İçeriğe atla

Çador


Afganistan'ın Herat kentinde, İran İslam Devrimi'nden bu yana İran'daki genç kadınlar arasında nadir görülen, ancak Afganistan ve Tacikistan'da yaygın olan desenli çarşaf giyen genç kadınlar.

Çador, Çadar ya da Çadur (Farsçaچادر) İran'da kadınlar tarafından giyilen bir çarşaftır. Kullanımı antik zamanlara, Ahameniş İmparatorluğu'na dayanır. Pehlevi Hanedanı döneminde Batılı kıyafetler tercih edilirken, İran İslam Devrimi'nden sonra yeniden yaygınlaşmıştır. Günümüzde İran'da örtünmek zorunlu olsa da, çador kullanımı zorunlu değildir, daha çok dini ya da geleneksel sebeplerle tercih edilir.[1] Vücudun tamamını ve başı öreten şekildedir.[2]

Çarşaf, ön kısmı açık, tam vücut uzunluğunda yarım daire şeklinde bir kumaştır. Giysi başın üzerine çekilir ve kullanıcı tarafından önden kapalı tutulur; Çarşafın el açıklıkları, düğmeleri veya tokaları yoktur. Ayrıca kullanıcının kollarının altına sıkıştırılarak da kapalı tutulabilir. Klasik Farsçada bu kelime hemen hemen her türlü kumaş, başörtüsü ve hatta çadır için kullanılabilir.[1] Bu tanım çoğunlukla, İran Farsçasında çarşaf olarak adlandırılması uygun olmayan gevşek bir şekilde giyilen eşarplar da dahil olmak üzere, hemen hemen her kumaş veya eşarp için yaygın olarak chādar reflekslerini kullanan Doğu Farsça çeşitleri Tacikistan ve Afganistan'da kullanılmaktadır.

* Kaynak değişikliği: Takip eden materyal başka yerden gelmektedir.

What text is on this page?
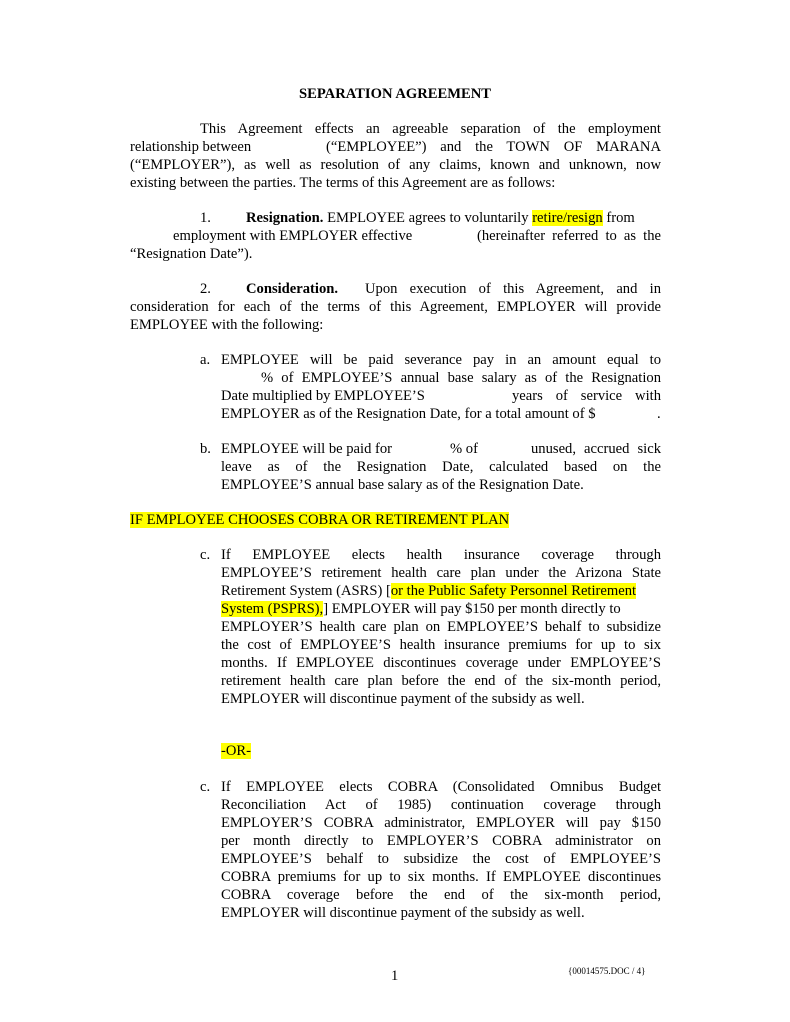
SEPARATION AGREEMENT
This Agreement effects an agreeable separation of the employment
relationship between	(“EMPLOYEE”) and the TOWN OF MARANA
(“EMPLOYER”), as well as resolution of any claims, known and unknown, now
existing between the parties. The terms of this Agreement are as follows:
1. Resignation. EMPLOYEE agrees to voluntarily retire/resign from
employment with EMPLOYER effective	(hereinafter referred to as the
“Resignation Date”).
2. Consideration. Upon execution of this Agreement, and in
consideration for each of the terms of this Agreement, EMPLOYER will provide
EMPLOYEE with the following:
a. EMPLOYEE will be paid severance pay in an amount equal to
% of EMPLOYEE’S annual base salary as of the Resignation
Date multiplied by EMPLOYEE’S	years of service with
EMPLOYER as of the Resignation Date, for a total amount of $	.
b. EMPLOYEE will be paid for	% of	unused, accrued sick
leave as of the Resignation Date, calculated based on the
EMPLOYEE’S annual base salary as of the Resignation Date.
IF EMPLOYEE CHOOSES COBRA OR RETIREMENT PLAN
c. If EMPLOYEE elects health insurance coverage through
EMPLOYEE’S retirement health care plan under the Arizona State
Retirement System (ASRS) [or the Public Safety Personnel Retirement
System (PSPRS),] EMPLOYER will pay $150 per month directly to
EMPLOYER’S health care plan on EMPLOYEE’S behalf to subsidize
the cost of EMPLOYEE’S health insurance premiums for up to six
months. If EMPLOYEE discontinues coverage under EMPLOYEE’S
retirement health care plan before the end of the six-month period,
EMPLOYER will discontinue payment of the subsidy as well.
-OR-
c. If EMPLOYEE elects COBRA (Consolidated Omnibus Budget
Reconciliation Act of 1985) continuation coverage through
EMPLOYER’S COBRA administrator, EMPLOYER will pay $150
per month directly to EMPLOYER’S COBRA administrator on
EMPLOYEE’S behalf to subsidize the cost of EMPLOYEE’S
COBRA premiums for up to six months. If EMPLOYEE discontinues
COBRA coverage before the end of the six-month period,
EMPLOYER will discontinue payment of the subsidy as well.
1	{00014575.DOC / 4}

1978-1979 İran İslam Devrimi'nden önce siyah çarşaflar cenazeler ve yas dönemleri için ayrılmıştı; renkli, desenli kumaşlar günlük giyimin normuydu. Şu anda çarşaf giyen İranlı kadınların çoğunluğu siyah renkli modelini dışarıda kullanıyorlarken açık renkli çarşafları iç mekanda giymek için kullanmaktadırlar.

Tarihsel arka plan

Antik ve erken İslam dönemleri

Melik Cihan Hanım, 1848'de Kaçar İran'ın naibi

Fadwa El Guindi, peçenin kökenini, "soyluların yüksek rütbeli adamlarının eşleri ve kızlarının örtünmek zorunda olduğu" antik Mezopotamya'da bulmuştur.[3] Peçe sınıf statüsünü işaret ediyordu ve bu kıyafet kuralları tüketim kanunlarıyla düzenleniyordu. Çarşafın ilk temsillerinden birine Ergili heykellerinde ve Pers Anadolu'sunda bulunan "Satrap lahitinde" rastlanır.[4] Bruhn/Tilke, 1941 tarihli A Resimli Kostüm Tarihi'nde, MÖ 5. yüzyıla ait bir Ahameniş kabartmasından kopyalandığı söylenen, alt yüzü başının etrafına sarılmış uzun bir bezle gizlenmiş bir bireyin çizimini gösteriyor.[5] Bazıları yanlışlıkla bunun bir kadın olduğunu iddia etti ama aslında o bir Med askeriydi.[6] Sanatta Ahameniş kadınları neredeyse her zaman açığa çıkarılmıştır.[4] Çarşafın en eski yazılı kaydı altıncı yüzyıldan kalma Pehlevi yazılarında Zerdüşt kadınları tarafından giyilen kadın başlığı olarak bulunabilir.[7]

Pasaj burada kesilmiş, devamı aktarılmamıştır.